I am trying to retrieve data from 2 table with some conditions. When I just do the inner join with the conditions , I get a huge value (200000 data). But when I group by I get a very less value like (8000 data).

SELECT Tcg.SK_tID, Tcg.SK_ServiceProviderID
INTO #CHDetails 
FROM #ClientGroup Tcg           
INNER JOIN dbo.Component AS chd ON  chd.SK_PID = Tcg.SK_PID 
                                AND chd.SK_ServiceProviderID = Tcg.SK_ServiceProviderID
                                AND chd.SK_CompID = @CHD
                                AND chd.ReportDate < @ReportDate
GROUP BY Tcg.SK_PID ,Tcg.SK_ServiceProviderID

Can you please let me know the cause for this. Inner join always takes the common data. The data in the #ClientGroup table is around 70000 , while data in the dbo.Component is very huge. When I query for common PID and Service provider logically it shoul give me the records equal to or less than #ClientGroup. How is it giving more ?

When I do group by i get 8000. But why should I do group by in a inner join for 2 tables.

回答1:

The group by is essentially performing a distinct on the result. The reason you have to do this is likely because you have duplicates in both tables.
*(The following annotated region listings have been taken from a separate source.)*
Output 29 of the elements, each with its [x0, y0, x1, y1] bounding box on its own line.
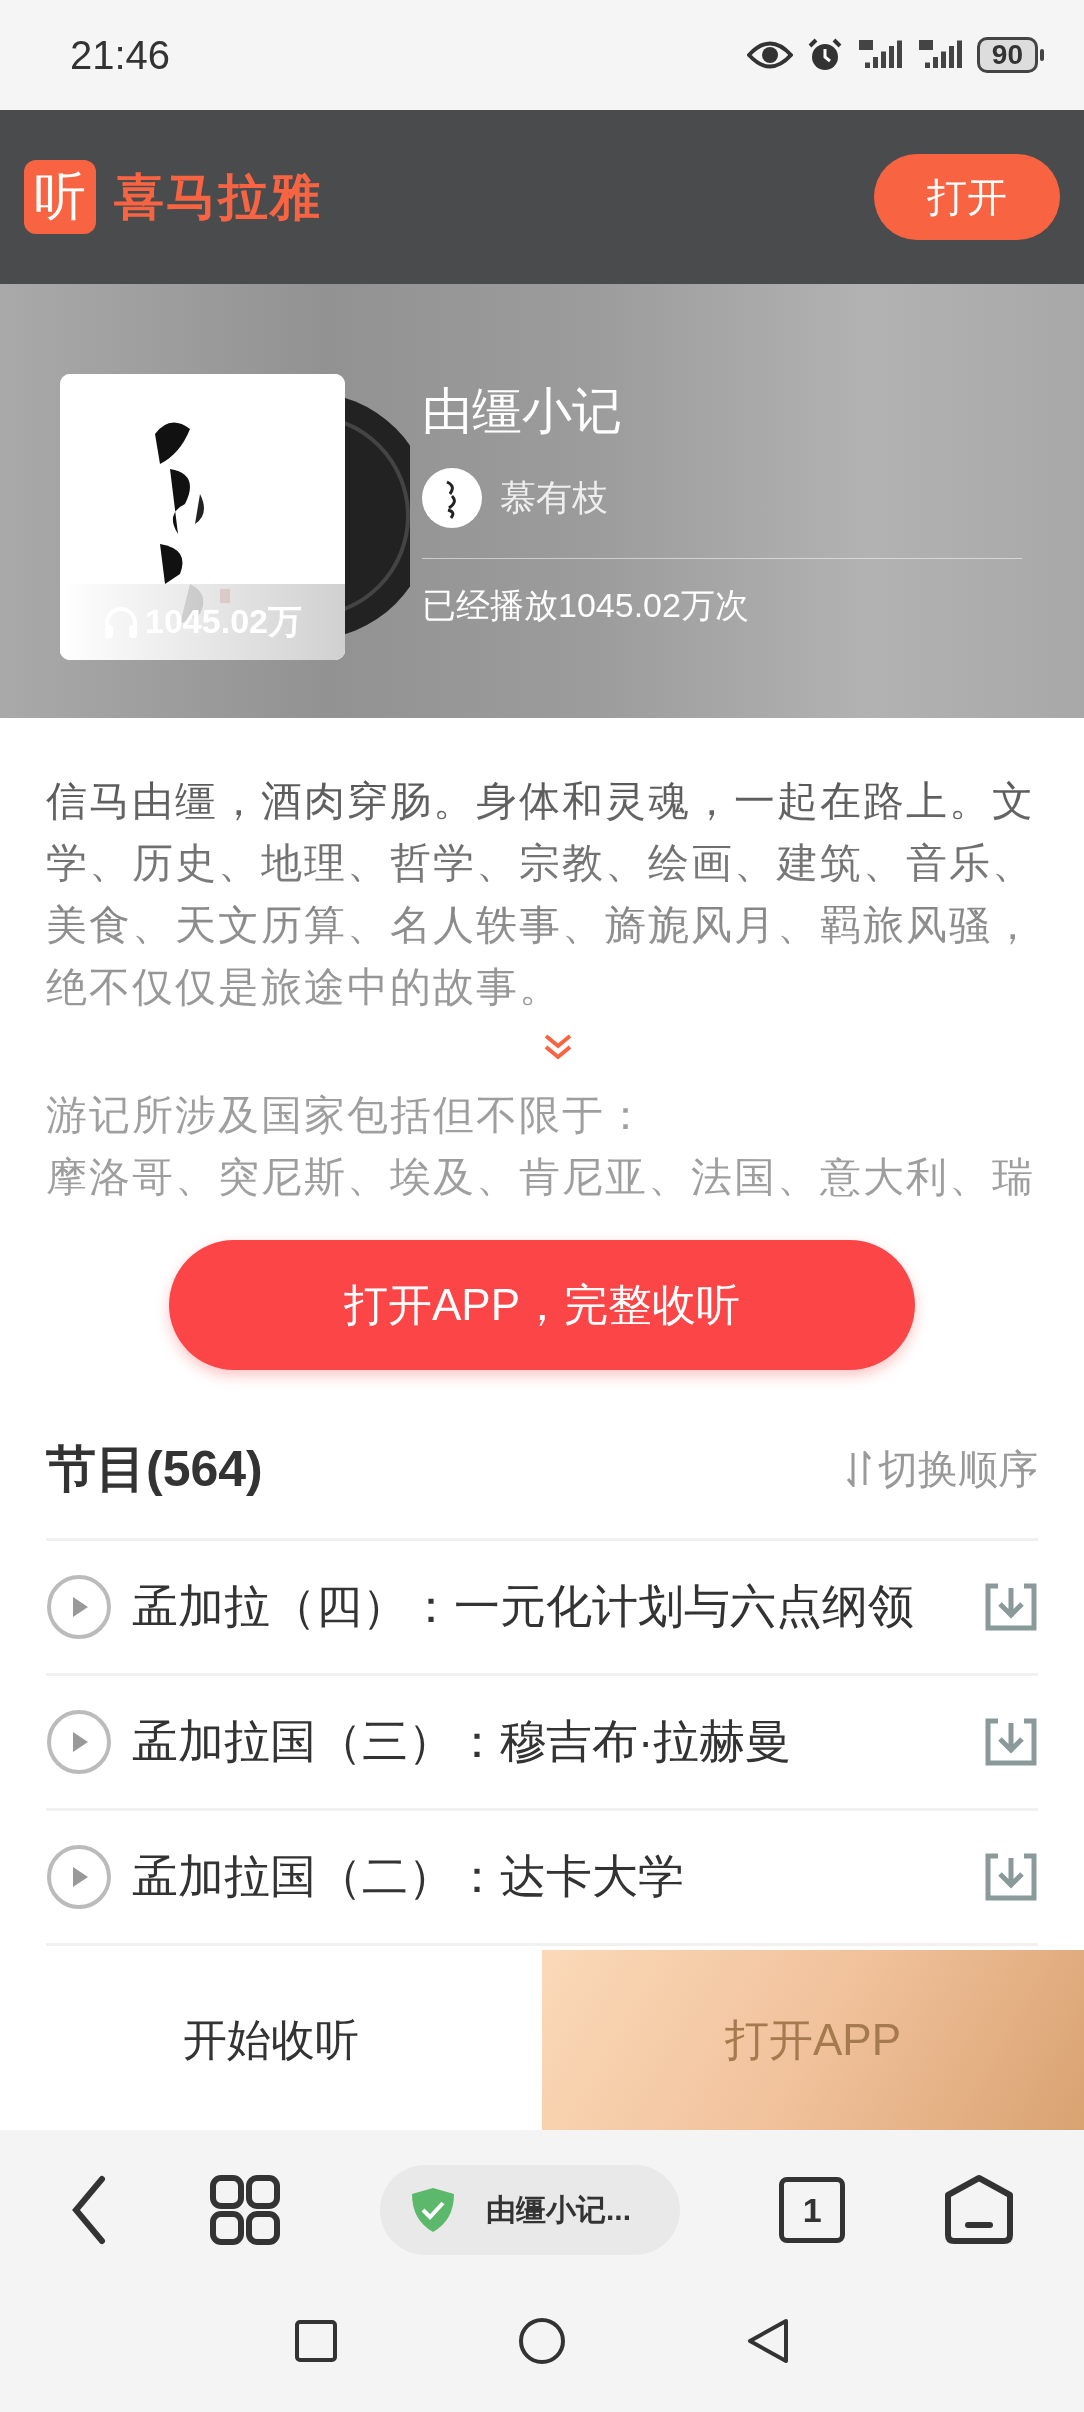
- album-title: 由缰小记: [422, 382, 623, 441]
- tab-count-button[interactable]: 1: [779, 2177, 846, 2243]
- recents-icon[interactable]: [294, 2319, 338, 2363]
- play-count: 已经播放1045.02万次: [422, 585, 750, 626]
- address-bar-tab[interactable]: 由缰小记...: [379, 2165, 680, 2255]
- eye-icon: [746, 40, 793, 70]
- expand-chevron-icon[interactable]: [542, 1032, 574, 1062]
- episode-title[interactable]: 孟加拉（四）：一元化计划与六点纲领: [132, 1576, 984, 1638]
- play-icon[interactable]: [46, 1709, 112, 1775]
- logo-icon: 听: [24, 160, 96, 234]
- play-icon[interactable]: [46, 1574, 112, 1640]
- status-time: 21:46: [70, 32, 171, 78]
- shield-check-icon: [409, 2186, 456, 2234]
- home-circle-icon[interactable]: [518, 2317, 566, 2365]
- logo-text: 喜马拉雅: [114, 167, 322, 227]
- grid-icon[interactable]: [208, 2174, 281, 2246]
- author-avatar[interactable]: [422, 468, 482, 528]
- download-icon[interactable]: [984, 1582, 1038, 1632]
- home-icon[interactable]: [944, 2175, 1015, 2245]
- episodes-heading: 节目(564): [46, 1439, 263, 1499]
- battery-level: 90: [976, 37, 1038, 73]
- episode-title[interactable]: 孟加拉国（三）：穆吉布·拉赫曼: [132, 1711, 984, 1773]
- episode-title[interactable]: 孟加拉国（二）：达卡大学: [132, 1846, 984, 1908]
- download-icon[interactable]: [984, 1852, 1038, 1902]
- download-icon[interactable]: [984, 1717, 1038, 1767]
- sort-icon: [846, 1451, 872, 1487]
- back-triangle-icon[interactable]: [746, 2317, 790, 2365]
- alarm-icon: [806, 37, 843, 73]
- play-icon[interactable]: [46, 1844, 112, 1910]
See this sqlfiddle: http://sqlfiddle.com/#!3/cbdca/2

In it, table1 has 3 rows and table2 has 3 rows. When joined together, they return 9 rows.



回答2:

if a join is giving you more records than expected that means that your join criterea is not complete. The extreme case for this would be a cartesian join.

check your joining criteria.



回答3:

Group by combines rows together. Usually it is done to produce aggregate data or produce a list of unique values. In your example, the #ClientGroup table is grouped together and the total number of rows you get returned shrinks. You should be getting less rows than are in #ClientGroup.



回答4:

It will not reduce the number of rows because The INNER JOIN does not perform DISTINCT instead INNER JOIN finds all matching data from both tables.

Let’s say you have table A and table B. both has column ID. Table A has total 3 rows in it and all values are unique. values are 1,2,3. TABLE B has total 300 rows, but only 3 unique values. Values are 1,2,3. (table B has 100 rows for each unique value)

Now in this example if I do INNER JOIN between Table A and Table B then every row from A will get join Every matching row in table B. So value 1 from Table A will match 100 rows in table B value 2 from Table A will match 100 rows in table B value 3 from Table A will match 100 rows in table B

so after doing INNER join I will get total 300 rows.

On the contrary if Table B has completely different values (other than 1,2,3) then INNER JOIN would has produced no result.